An Afghan boy recovers at a Medecins Sans Frontieres hospital in Kunduz province, north of Kabul, Afghanistan - Rahmat Gul/AP
An Afghan boy recovers at a Medecins Sans Frontieres hospital in Kunduz province, north of Kabul, Afghanistan - Rahmat Gul/AP

Samira Sayed Rahman, a communication and advocacy coordinator for the International Rescue Committee (IRC) in Afghanistan, said women and girls have been “disproportionately affected” by the return of the Taliban and its oppressive policies.

“Without female humanitarian workers, we will be simply unable to reach them,” she told The Telegraph. “If this ban continues, we will see more and more deaths...”

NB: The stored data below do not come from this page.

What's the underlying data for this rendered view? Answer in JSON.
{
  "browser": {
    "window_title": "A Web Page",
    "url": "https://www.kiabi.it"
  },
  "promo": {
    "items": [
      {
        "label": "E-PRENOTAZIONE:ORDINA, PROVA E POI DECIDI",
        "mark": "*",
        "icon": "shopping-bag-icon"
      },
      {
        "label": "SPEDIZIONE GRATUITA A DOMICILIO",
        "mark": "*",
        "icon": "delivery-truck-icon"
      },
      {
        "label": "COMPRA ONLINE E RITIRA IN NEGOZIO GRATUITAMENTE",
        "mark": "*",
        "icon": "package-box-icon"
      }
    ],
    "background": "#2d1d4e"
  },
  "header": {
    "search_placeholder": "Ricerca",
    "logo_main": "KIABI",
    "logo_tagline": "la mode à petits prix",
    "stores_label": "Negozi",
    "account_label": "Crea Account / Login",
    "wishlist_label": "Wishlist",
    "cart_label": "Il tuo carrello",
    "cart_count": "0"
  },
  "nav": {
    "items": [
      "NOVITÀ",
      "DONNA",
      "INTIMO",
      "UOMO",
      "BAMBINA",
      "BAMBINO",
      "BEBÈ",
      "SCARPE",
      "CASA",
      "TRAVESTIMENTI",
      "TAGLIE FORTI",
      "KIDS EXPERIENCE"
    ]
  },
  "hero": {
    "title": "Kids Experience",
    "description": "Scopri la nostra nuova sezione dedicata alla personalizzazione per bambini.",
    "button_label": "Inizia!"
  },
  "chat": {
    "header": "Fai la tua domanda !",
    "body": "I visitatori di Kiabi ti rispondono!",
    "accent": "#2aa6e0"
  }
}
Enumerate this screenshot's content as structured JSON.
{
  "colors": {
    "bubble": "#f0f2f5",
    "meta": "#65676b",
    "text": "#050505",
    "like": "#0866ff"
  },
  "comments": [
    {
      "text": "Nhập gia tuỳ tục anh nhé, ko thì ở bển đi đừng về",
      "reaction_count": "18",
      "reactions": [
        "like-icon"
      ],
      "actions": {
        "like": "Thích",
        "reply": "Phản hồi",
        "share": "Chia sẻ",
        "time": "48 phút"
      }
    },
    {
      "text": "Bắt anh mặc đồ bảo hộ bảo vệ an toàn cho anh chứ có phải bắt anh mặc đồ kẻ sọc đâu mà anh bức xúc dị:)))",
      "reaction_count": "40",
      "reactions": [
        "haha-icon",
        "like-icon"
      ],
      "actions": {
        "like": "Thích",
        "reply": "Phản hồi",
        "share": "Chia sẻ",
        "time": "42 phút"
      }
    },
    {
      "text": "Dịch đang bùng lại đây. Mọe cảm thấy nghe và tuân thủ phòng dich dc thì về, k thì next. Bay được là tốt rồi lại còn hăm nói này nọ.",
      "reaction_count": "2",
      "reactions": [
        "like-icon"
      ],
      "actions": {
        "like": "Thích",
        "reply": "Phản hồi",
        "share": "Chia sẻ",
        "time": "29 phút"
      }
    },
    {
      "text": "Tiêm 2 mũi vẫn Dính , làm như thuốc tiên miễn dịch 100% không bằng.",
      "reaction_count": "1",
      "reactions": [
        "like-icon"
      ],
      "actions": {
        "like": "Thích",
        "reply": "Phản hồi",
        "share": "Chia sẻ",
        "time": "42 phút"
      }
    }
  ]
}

The Taliban’s ban has forced tens of thousands of female aid staff out of work, with the regime under intense pressure to reverse its decision.

Ministers from 12 countries, including UK foreign secretary James Cleverly, said the regime’s “reckless and dangerous order” has put at risk millions of Afghans who rely on humanitarian assistance for their survival.

Aid agencies have warned that, under the ban, they cannot provide vital services to women without female staff or doctors.

“It is going to have grave humanitarian implications,” Miss Rahman said. “The female aid workers have access to populations that male employees can’t reach. So their participation in aid delivery is not negotiable.”

Most vulnerable ‘cut off from aid’

Lingering conflict in Afghanistan has long made it difficult for women to access maternal healthcare in the deeply patriarchal country – an issue that is likely to be exacerbated under the current ban.

The violence has also produced a huge population of widows, while many men have abandoned their families and migrated for economic opportunities, leaving women to care for their households alone.

Following the Taliban’s return to power and the imposition of increasingly repressive policies, thousands of Afghan women and girls have been displaced, leaving them without money and food. In limiting access to aid, it’s feared these individuals could die of starvation.

“All of these are the most vulnerable communities and they are essentially cut off from aid right now,” Miss Rahman said.

The ban also means that thousands of Afghan women will no longer have access to a steady income, she added, “including the 3,000 female staff in our organisation”.

The UN’s top official in Kabul has met with the Taliban to discuss the ban and its consequences for humanitarian relief efforts.

It comes after the regime controversially suspended university education for women and secondary schooling for girls.